For active protection in armored combat vehicles, the Army depends on radar, counter-fire, and signal processing. Active protection for armored combat vehicles, or the capacity to kill incoming anti-tank weapons before they impact, is on the approach of broad deployment, as combat vehicle makers begin to view active protection as an essential component of modern design. Last month, the Army granted General Dynamics Land Systems in Sterling Heights, Mich., a $280.1 million order to acquire kits for the Trophy accelerated active protection system aboard M1A2 Abrams SEPv2 and SEPv3 tanks, one of the most recent pushes toward active vehicle protection.
BAE Systems and the Slovak Ministry of Defense execute a contract for 152 CV90 IFVs. The signing of the deal followed the announcement of the selection in June of this year. The Slovak Republic is now the eighth member of the CV90 User Club. The company will construct and deliver 152 CV9035 IFVs in various configurations, as well as training and education systems and tactical simulators, as part of the government-to-government arrangement.

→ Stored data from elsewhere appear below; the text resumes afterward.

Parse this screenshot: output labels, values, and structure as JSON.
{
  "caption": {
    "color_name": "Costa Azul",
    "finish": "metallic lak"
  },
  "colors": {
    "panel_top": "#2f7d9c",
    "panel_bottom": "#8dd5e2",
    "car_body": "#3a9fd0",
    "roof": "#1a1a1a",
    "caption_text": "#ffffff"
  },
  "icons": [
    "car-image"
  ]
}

The Slovak Army will get 122 IFVs, 12 new Anti-Material Rifles and Grenade Launcher Squad configurations, and the remaining command and control, reconnaissance, engineer, and recovery types for specialized combat logistical support.
The Directorate of Research and Development of Israel's Defensive Ministry has entrusted BIRD Aerosystems with demonstrating a prototype of an active defense system that will safeguard ground troops and high-value assets from airborne attacks (including anti-tank guided missiles - ATGM).